Propensity score matching is used for make causal inferences in observational studies (see the Rosenbaum / Rubin paper). What’s the simple intuition behind why it works?

In other words, why if we make sure the probability of participating in the treatment is equal for the two groups, the confounding effects disappear, and we can use the result to make causal conclusions about the treatment?

I’ll try to give you an intuitive understanding with minimal emphasis on the mathematics.

The main problem with observational data and analyses that stem from it is confounding. Confounding occurs when a variable affects not only the treatment assigned but also the outcomes. When a randomized experiment is performed, subjects are randomized to treatments so that, on average, the subjects assigned to each treatment should be similar with respect to the covariates (age, race, gender, etc.). As a result of this randomization, it’s unlikely (especially in large samples) that differences in the outcome are due to any covariates, but due to the treatment applied, since, on average, the covariates in the treatment groups are similar.

On the other hand, with observational data there is no random mechanism that assigns subjects to treatments. Take for example a study to examine the survival rates of patients following a new heart surgery compared to a standard surgical procedure. Typically one cannot randomize patients to each procedure for ethical reasons. As a result patients and doctors self-select into one of the treatments, often due to a number of reasons related to their covariates. For example the new procedure might be somewhat riskier if you are older, and as a result doctors might recommend the new treatment more often to younger patients. If this happens and you look at survival rates, the new treatment might appear to be more effective, but this would be misleading since younger patients were assigned to this treatment and younger patients tend to live longer, all else being equal. This is where propensity scores come in handy.

Propensity scores helps with the fundamental problem of causal inference — that you may have confounding due to the non-randomization of subjects to treatments and this may be the cause of the “effects” you are seeing rather than the intervention or treatment alone. If you were able to somehow modify your analysis so that the covariates (say age, sex, gender, health status) were “balanced” between the treatment groups, you would have strong evidence that the difference in outcomes is due to the intervention/treatment rather than these covariates. Propensity scores, determine each subject’s probability of being assigned to the treatment that they received given the set of observed covarites. If you then match on these probabilities (propensity scores), then what you have done is taken subjects who were equally likely to be assigned to each treatment and compared them with one another, effectively comparing apples to apples.

You may ask why not exactly match on the covariates (e.g. make sure you match 40 year old men in good health in treatment 1 with 40 year old men in good health in treatment 2)? This works fine for large samples and a few covariates, but it becomes nearly impossible to do when the sample size is small and the number of covariates is even moderately sized (see the curse of dimensionality on Cross-Validated for why this is the case).

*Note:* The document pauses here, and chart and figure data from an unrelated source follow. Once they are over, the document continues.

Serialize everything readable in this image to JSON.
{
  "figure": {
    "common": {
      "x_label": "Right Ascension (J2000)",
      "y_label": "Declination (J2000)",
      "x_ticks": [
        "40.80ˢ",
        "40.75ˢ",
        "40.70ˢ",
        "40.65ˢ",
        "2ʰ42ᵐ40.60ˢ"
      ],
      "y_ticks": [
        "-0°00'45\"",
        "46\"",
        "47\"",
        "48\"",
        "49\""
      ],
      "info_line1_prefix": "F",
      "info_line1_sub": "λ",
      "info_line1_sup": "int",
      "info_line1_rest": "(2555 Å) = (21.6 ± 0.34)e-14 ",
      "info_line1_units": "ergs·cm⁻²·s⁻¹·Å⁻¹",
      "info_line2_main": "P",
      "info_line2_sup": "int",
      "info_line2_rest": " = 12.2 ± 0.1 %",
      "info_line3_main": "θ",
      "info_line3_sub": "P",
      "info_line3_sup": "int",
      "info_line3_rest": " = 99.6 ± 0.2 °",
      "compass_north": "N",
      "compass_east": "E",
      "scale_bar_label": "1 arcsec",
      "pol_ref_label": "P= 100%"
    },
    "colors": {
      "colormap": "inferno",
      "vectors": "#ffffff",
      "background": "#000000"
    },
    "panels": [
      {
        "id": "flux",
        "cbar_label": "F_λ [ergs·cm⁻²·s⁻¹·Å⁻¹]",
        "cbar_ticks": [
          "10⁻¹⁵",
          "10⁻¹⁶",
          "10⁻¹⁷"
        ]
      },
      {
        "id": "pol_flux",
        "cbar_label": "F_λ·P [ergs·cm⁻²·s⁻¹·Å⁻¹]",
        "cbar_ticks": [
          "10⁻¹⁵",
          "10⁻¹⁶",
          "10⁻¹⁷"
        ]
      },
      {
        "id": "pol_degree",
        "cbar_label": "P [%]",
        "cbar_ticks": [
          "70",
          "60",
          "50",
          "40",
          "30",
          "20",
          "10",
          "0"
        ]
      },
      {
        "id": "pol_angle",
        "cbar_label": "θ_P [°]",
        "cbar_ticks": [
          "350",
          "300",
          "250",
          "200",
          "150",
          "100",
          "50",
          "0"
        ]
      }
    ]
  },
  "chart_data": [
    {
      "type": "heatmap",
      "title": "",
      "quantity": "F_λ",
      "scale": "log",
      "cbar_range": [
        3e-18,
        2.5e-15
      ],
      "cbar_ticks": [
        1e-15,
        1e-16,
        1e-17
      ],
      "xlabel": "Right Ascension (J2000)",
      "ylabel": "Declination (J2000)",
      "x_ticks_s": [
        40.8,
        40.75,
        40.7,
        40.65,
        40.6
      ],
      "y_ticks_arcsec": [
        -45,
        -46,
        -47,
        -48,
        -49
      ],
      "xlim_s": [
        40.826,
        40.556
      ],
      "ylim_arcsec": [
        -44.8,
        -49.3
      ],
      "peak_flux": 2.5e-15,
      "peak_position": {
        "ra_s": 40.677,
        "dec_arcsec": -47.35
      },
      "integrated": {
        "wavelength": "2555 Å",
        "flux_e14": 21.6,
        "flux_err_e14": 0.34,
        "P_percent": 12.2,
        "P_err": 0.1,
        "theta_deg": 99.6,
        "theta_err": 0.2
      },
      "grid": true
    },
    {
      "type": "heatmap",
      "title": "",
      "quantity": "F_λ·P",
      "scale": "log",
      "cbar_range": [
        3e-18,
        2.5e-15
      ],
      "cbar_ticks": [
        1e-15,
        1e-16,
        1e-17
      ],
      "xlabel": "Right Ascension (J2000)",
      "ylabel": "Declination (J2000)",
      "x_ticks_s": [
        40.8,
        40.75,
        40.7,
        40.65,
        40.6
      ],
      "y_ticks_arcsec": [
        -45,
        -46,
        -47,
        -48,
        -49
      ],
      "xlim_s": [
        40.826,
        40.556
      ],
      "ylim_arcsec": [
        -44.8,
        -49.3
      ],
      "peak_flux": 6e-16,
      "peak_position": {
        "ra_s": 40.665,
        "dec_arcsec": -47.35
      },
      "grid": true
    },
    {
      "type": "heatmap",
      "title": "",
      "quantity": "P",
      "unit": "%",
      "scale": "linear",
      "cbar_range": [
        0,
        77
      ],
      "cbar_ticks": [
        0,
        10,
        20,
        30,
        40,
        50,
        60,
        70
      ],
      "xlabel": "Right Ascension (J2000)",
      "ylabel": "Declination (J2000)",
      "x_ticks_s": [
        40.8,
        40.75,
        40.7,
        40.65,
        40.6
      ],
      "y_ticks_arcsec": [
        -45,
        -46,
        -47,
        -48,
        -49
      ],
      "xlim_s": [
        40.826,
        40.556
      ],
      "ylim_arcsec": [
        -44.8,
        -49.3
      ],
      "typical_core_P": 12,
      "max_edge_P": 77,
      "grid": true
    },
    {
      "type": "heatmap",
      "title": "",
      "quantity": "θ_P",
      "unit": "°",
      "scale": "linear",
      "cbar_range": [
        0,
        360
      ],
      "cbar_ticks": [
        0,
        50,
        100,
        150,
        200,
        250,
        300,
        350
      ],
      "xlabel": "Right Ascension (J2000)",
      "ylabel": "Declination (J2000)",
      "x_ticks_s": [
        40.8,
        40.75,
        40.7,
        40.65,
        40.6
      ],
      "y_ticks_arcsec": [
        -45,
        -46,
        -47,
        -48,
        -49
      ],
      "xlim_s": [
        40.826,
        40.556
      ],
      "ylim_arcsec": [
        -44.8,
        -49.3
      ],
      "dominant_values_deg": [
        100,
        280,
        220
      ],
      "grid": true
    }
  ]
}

Now, all this being said, the Achilles heel of propensity score is the assumption of no unobserved confounders. This assumption states that you have not failed to include any covariates in your adjustment that are potential confounders. Intuitively, the reason behind this is that if you haven’t included a confounder when creating your propensity score, how can you adjust for it? There are also additional assumptions such as the stable unit treatment value assumption, which states that the treatment assigned to one subject does not affect the potential outcome of the other subjects.